Hubert-François Bourguignon, commonly known as Gravelot (26 March 1699 – 20 April 1773), was a French engraver, a famous book illustrator, designer and drawing-master. Born in Paris, he emigrated to London in 1732, where he quickly became a central figure in the introduction of the Rococo style in British design, which was disseminated from London in this period, through the media of book illustrations and engraved designs as well as by the examples of luxury goods in the "French taste" brought down from London to provincial towns and country houses.
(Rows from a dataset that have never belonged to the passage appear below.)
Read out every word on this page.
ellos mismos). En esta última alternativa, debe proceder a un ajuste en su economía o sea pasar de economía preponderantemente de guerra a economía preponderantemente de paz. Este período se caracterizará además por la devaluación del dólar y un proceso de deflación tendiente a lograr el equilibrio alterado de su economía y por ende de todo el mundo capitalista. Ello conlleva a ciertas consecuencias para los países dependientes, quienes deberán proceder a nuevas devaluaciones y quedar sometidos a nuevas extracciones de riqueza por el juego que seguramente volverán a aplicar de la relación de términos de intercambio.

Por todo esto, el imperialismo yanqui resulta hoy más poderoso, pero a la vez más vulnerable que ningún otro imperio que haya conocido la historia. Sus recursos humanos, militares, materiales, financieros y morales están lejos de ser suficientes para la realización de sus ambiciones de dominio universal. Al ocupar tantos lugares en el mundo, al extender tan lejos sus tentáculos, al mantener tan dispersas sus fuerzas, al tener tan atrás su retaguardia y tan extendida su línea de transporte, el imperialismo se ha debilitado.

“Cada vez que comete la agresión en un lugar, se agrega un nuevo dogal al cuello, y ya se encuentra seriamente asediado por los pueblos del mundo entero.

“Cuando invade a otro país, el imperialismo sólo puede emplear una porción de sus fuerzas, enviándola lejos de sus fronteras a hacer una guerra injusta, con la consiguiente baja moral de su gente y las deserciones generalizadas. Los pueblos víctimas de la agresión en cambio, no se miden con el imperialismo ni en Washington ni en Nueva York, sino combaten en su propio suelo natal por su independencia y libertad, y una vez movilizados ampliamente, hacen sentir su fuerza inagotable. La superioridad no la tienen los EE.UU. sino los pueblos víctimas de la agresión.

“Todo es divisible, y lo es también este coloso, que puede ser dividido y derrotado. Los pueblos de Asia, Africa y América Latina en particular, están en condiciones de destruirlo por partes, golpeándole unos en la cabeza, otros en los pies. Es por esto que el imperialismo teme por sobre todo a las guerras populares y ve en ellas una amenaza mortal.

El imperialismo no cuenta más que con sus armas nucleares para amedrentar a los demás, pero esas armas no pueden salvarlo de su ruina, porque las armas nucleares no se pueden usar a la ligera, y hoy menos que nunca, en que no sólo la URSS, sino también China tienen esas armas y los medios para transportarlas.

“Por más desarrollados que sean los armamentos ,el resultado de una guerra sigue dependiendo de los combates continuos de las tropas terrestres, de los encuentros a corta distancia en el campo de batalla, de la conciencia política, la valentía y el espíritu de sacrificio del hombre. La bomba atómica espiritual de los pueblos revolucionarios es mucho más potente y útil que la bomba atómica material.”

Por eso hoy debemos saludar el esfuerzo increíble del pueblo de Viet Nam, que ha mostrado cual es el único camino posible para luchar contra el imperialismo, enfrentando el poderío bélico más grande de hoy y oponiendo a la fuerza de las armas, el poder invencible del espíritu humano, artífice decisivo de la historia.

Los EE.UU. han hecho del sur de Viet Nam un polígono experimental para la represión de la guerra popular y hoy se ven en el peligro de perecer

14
Gravelot was a mediocre student, who did not profit from a premature stay in Rome, financed by his father, from which he returned, his funds depleted, without a stay in Lyon, an artistic center that often provided a stop-over for art students between Paris and Rome. Unsuccessful in a commercial venture at Saint Domingue on his father's account, he returned to Paris and became the pupil first of Jean II Restout, and then of François Boucher.

His years in London, 1732–45 were fruitful ones. They coincided with a period when Britain and France were not at war. Though French-trained craftsmen, engravers and even some painters, were already working in London, but the Rococo style in luxury works of art was relatively new: the Spitalfields silk industry, always dominated by Parisian innovations rendered by Huguenot designers and weavers, produced its earliest asymmetrical and naturalistic floral designs in the early 1730s, and the earliest identified full-blown Rococo piece of London silver, by the second-generation Huguenot Paul de Lamerie, can be dated about 1731. Gravelot's trip was not a speculation; he had been invited by Claude du Bosc to engrave designs for an English translation of Bernard Picart's Ceremonies and Religious Customs of... the Known World. The chronicler of English art and artists George Vertue, an engraver himself, soon took note of Gravelot: "His Manner of designing neat and correct much like Picart" he noted in 1733. "A very curious pen & writes neatly. He has been lately in Glocestershire where he was imployed to drawn Antient Monuments in Churches & other Antiquities... He has tryd at painting a small piece or two."